How do I check my own Baum Welch Algorithm Given an observation {1,1,1,1,1,1,1,1,0}
Transition matrix$\,$A
\begin{bmatrix}
    0.5 & 0.5 \\
    0.3 & 0.7 
\end{bmatrix}
Emission matrix$\,$B
\begin{bmatrix}
    0.3 & 0.7 \\
    0.8 & 0.2 
\end{bmatrix}
Initial distribution$\,$B
\begin{bmatrix}
    0.2 & 0.8 
\end{bmatrix}

After 600 iterations I have the following new distribution matrix$\:$A and matrix$\:$B:
matrix$\,$A
\begin{bmatrix}
    1 & 0 \\
    0.2418 & 0.7581 
\end{bmatrix}
matrix$\,$B
\begin{bmatrix}
    0.1869 & 0.8130 \\
    0 & 1 
\end{bmatrix}

Any Library or software can help me to check my own result because I am not sure if it is right
 A: A surprisingly powerful check on whether there is an issue with your mathematical derivation of the Baum-Welch algorithm; or whether there is a bug in your implementation, is whether the log-likelihood monotonically increases during each iteration step of the algorithm. If your log-likelihood monotonically increases then the Baum-Welch algorithm is working as intended. If the log-likelihood decreases at any point, then you know with certainty that there is an issue with either your derivations, or your implementation in code.
That being said, just because Baum-Welch is working as intended may not necessarily mean that it is giving you the correct answer with respect to your own specific purposes.
As an example, depending on the distributional forms involved in your model (which I assume is a hidden Markov model), you may find that Baum-Welch may be sensitive to initial parameter guesses and find local maxima instead of a global maximum. Meaning that if you start with different parameter initialisations you get different final answers.
Depending on your context, using a local maximum out of many local maxima may be fine.
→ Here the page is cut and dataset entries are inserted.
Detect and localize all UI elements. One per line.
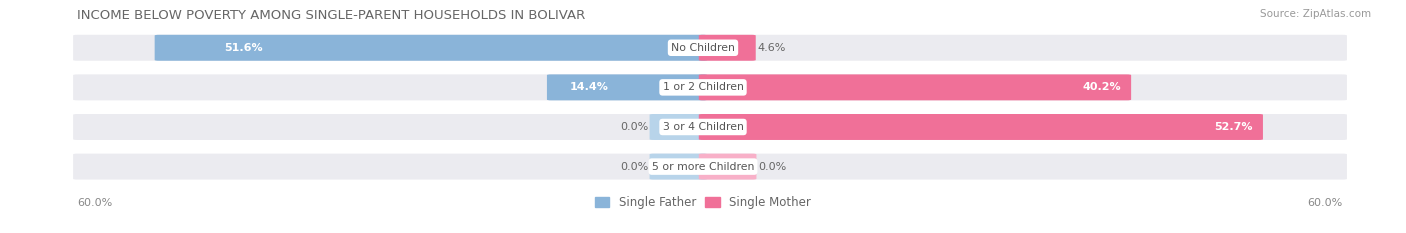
Text: 1 or 2 Children: 1 or 2 Children bbox=[662, 82, 744, 92]
FancyBboxPatch shape bbox=[699, 154, 756, 180]
Text: 51.6%: 51.6% bbox=[224, 43, 263, 53]
Text: INCOME BELOW POVERTY AMONG SINGLE-PARENT HOUSEHOLDS IN BOLIVAR: INCOME BELOW POVERTY AMONG SINGLE-PARENT… bbox=[77, 9, 585, 22]
Legend: Single Father, Single Mother: Single Father, Single Mother bbox=[595, 196, 811, 209]
FancyBboxPatch shape bbox=[699, 114, 1263, 140]
Text: 52.7%: 52.7% bbox=[1215, 122, 1253, 132]
Text: 0.0%: 0.0% bbox=[620, 122, 648, 132]
FancyBboxPatch shape bbox=[73, 154, 1347, 180]
Text: 3 or 4 Children: 3 or 4 Children bbox=[662, 122, 744, 132]
FancyBboxPatch shape bbox=[155, 35, 707, 61]
Text: 14.4%: 14.4% bbox=[569, 82, 609, 92]
Text: 60.0%: 60.0% bbox=[1308, 198, 1343, 208]
FancyBboxPatch shape bbox=[547, 74, 707, 100]
Text: 4.6%: 4.6% bbox=[756, 43, 786, 53]
FancyBboxPatch shape bbox=[73, 114, 1347, 140]
Text: 40.2%: 40.2% bbox=[1083, 82, 1122, 92]
Text: 5 or more Children: 5 or more Children bbox=[652, 162, 754, 171]
Text: Source: ZipAtlas.com: Source: ZipAtlas.com bbox=[1260, 9, 1371, 19]
FancyBboxPatch shape bbox=[699, 35, 756, 61]
Text: No Children: No Children bbox=[671, 43, 735, 53]
Text: 0.0%: 0.0% bbox=[758, 162, 786, 171]
FancyBboxPatch shape bbox=[699, 74, 1130, 100]
Text: 0.0%: 0.0% bbox=[620, 162, 648, 171]
Text: 60.0%: 60.0% bbox=[77, 198, 112, 208]
FancyBboxPatch shape bbox=[73, 74, 1347, 100]
FancyBboxPatch shape bbox=[73, 35, 1347, 61]
FancyBboxPatch shape bbox=[650, 114, 707, 140]
FancyBboxPatch shape bbox=[650, 154, 707, 180]
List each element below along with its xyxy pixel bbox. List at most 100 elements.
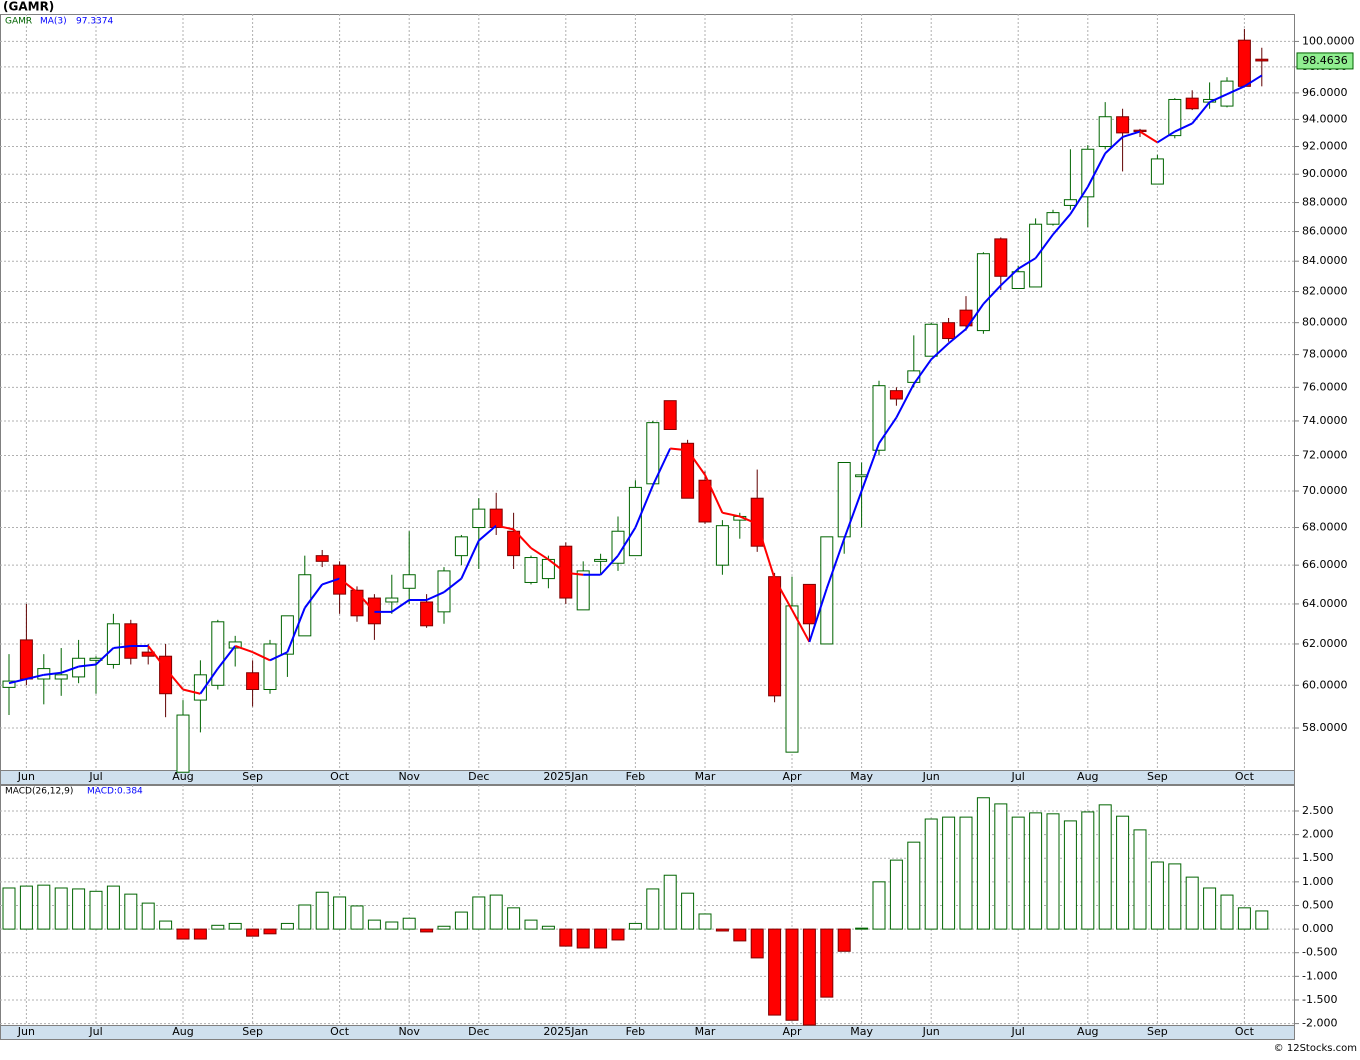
x-tick-label: Aug	[1077, 1025, 1098, 1038]
bar	[541, 925, 555, 930]
candle-body	[454, 536, 468, 557]
bar	[1011, 816, 1025, 930]
candle-body	[385, 597, 399, 603]
candle-body	[1255, 58, 1269, 62]
x-axis-strip	[0, 1025, 1295, 1040]
bar	[333, 896, 347, 930]
ma-segment	[512, 528, 532, 549]
bar	[1203, 887, 1217, 930]
bar	[1081, 811, 1095, 930]
candle-body	[1081, 148, 1095, 198]
x-tick-label: Jun	[17, 770, 35, 783]
x-tick-label: Apr	[782, 1025, 802, 1038]
ma-segment	[670, 447, 688, 452]
candle-body	[1237, 39, 1251, 87]
ma-segment	[286, 607, 306, 653]
candle-body	[1029, 223, 1043, 288]
bar	[176, 928, 190, 940]
candle-body	[872, 385, 886, 451]
bar	[959, 816, 973, 930]
x-tick-label: Nov	[398, 770, 420, 783]
bar	[733, 928, 747, 942]
ma-segment	[808, 587, 828, 643]
candle-body	[211, 621, 225, 686]
ma-segment	[26, 673, 45, 680]
x-tick-label: Nov	[398, 1025, 420, 1038]
ma-segment	[199, 668, 219, 695]
y-tick-label: 72.0000	[1302, 448, 1348, 461]
bar	[715, 928, 729, 932]
ma-segment	[704, 474, 724, 514]
bar	[1116, 815, 1130, 930]
ma-segment	[878, 416, 898, 444]
ma-segment	[182, 688, 201, 695]
bar	[385, 921, 399, 930]
bar	[211, 924, 225, 930]
candle-body	[19, 639, 33, 680]
bar	[1237, 907, 1251, 930]
x-tick-label: Feb	[626, 1025, 645, 1038]
macd-title: MACD(26,12,9)	[5, 787, 73, 797]
y-tick-label: 76.0000	[1302, 380, 1348, 393]
y-tick-label: 88.0000	[1302, 196, 1348, 209]
ma-segment	[426, 591, 445, 601]
ma-segment	[722, 511, 741, 518]
ma-segment	[843, 490, 863, 540]
bar	[976, 797, 990, 930]
candle-body	[1098, 116, 1112, 148]
legend-item: MA(3)	[40, 17, 67, 27]
ma-segment	[303, 583, 324, 609]
candle-body	[507, 530, 521, 557]
ma-segment	[547, 558, 567, 574]
bar	[1063, 820, 1077, 930]
bar	[646, 888, 660, 930]
y-tick-label: -1.000	[1302, 969, 1337, 982]
bar	[507, 907, 521, 930]
bar	[698, 913, 712, 930]
bar	[594, 928, 608, 949]
ma-segment	[495, 524, 514, 531]
bar	[246, 928, 260, 937]
candle-body	[855, 474, 869, 478]
candle-body	[1116, 116, 1130, 134]
ma-segment	[1243, 74, 1263, 88]
bar	[907, 841, 921, 930]
x-tick-label: Apr	[782, 770, 802, 783]
y-tick-label: 90.0000	[1302, 167, 1348, 180]
x-tick-label: Sep	[242, 770, 263, 783]
bar	[402, 917, 416, 930]
x-tick-label: Sep	[1147, 1025, 1168, 1038]
y-tick-label: 68.0000	[1302, 521, 1348, 534]
bar	[1098, 804, 1112, 930]
ma-segment	[1156, 130, 1176, 144]
bar	[159, 920, 173, 930]
ma-segment	[965, 303, 985, 330]
bar	[263, 928, 277, 935]
bar	[124, 893, 138, 930]
candle-body	[785, 605, 799, 753]
bar	[437, 925, 451, 930]
candle-body	[628, 486, 642, 557]
bar	[106, 885, 120, 930]
bar	[750, 928, 764, 959]
candle-body	[889, 390, 903, 400]
bar	[1150, 861, 1164, 930]
y-tick-label: 60.0000	[1302, 678, 1348, 691]
x-tick-label: Oct	[1235, 1025, 1255, 1038]
bar	[1220, 894, 1234, 930]
x-tick-label: Aug	[172, 770, 193, 783]
ma-segment	[860, 442, 880, 492]
candle-body	[994, 238, 1008, 277]
x-tick-label: Jul	[88, 770, 102, 783]
candle-body	[976, 253, 990, 332]
ma-segment	[1174, 122, 1193, 133]
bar	[1133, 829, 1147, 930]
footer: © 12Stocks.com	[1274, 1043, 1357, 1054]
candle-body	[228, 641, 242, 649]
ma-segment	[599, 554, 619, 576]
candle-body	[594, 558, 608, 562]
candle-body	[402, 574, 416, 589]
y-tick-label: 2.000	[1302, 828, 1334, 841]
bar	[19, 885, 33, 930]
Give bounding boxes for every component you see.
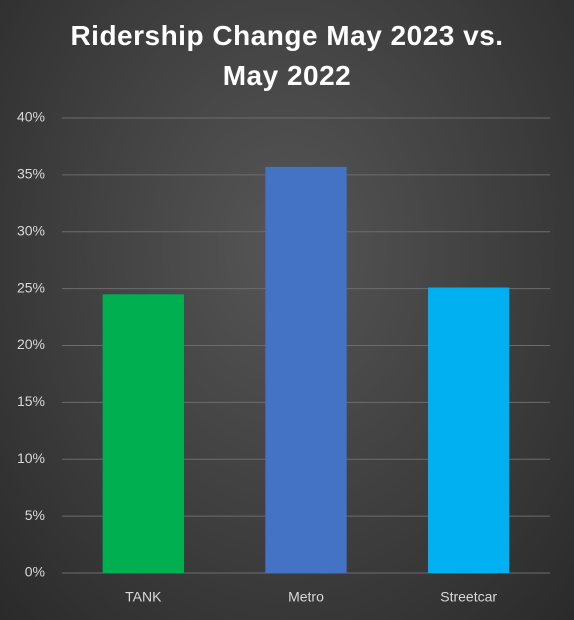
y-tick-label: 5% [25, 507, 45, 523]
y-tick-label: 25% [17, 279, 45, 295]
x-tick-label: TANK [125, 589, 162, 605]
y-tick-label: 30% [17, 222, 45, 238]
y-tick-label: 15% [17, 393, 45, 409]
x-tick-label: Metro [288, 589, 324, 605]
bar [102, 294, 184, 573]
bar [265, 166, 347, 573]
bar [428, 287, 510, 573]
y-tick-label: 10% [17, 450, 45, 466]
chart-title: Ridership Change May 2023 vs. May 2022 [70, 20, 504, 91]
y-tick-label: 20% [17, 336, 45, 352]
y-tick-label: 0% [25, 564, 45, 580]
y-tick-label: 40% [17, 109, 45, 125]
y-tick-label: 35% [17, 166, 45, 182]
x-tick-label: Streetcar [440, 589, 497, 605]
However, if you are trying to use Baum-Welch for maximum likelihood estimation in the presence of latent variables (i.e. for a hidden Markov model), for which you do need a global maximum rather than a local maximum; then simply running Baum-Welch, getting a local maximum and using that will not be sufficient. Why? Because maximum-likelihood estimation requires that the (log)-likelihood be maximised. If you find yourself in this situation, one "implementational hack" to deal with this is to use multiple initialisations.
A more comprehensive way to really know if Baum-Welch is working appropriately for toy examples is to assume "true parameters" which you fix in advance, and then use that to generate synthetic data. If Baum-Welch can recover your "true parameters", then you know it's working correctly.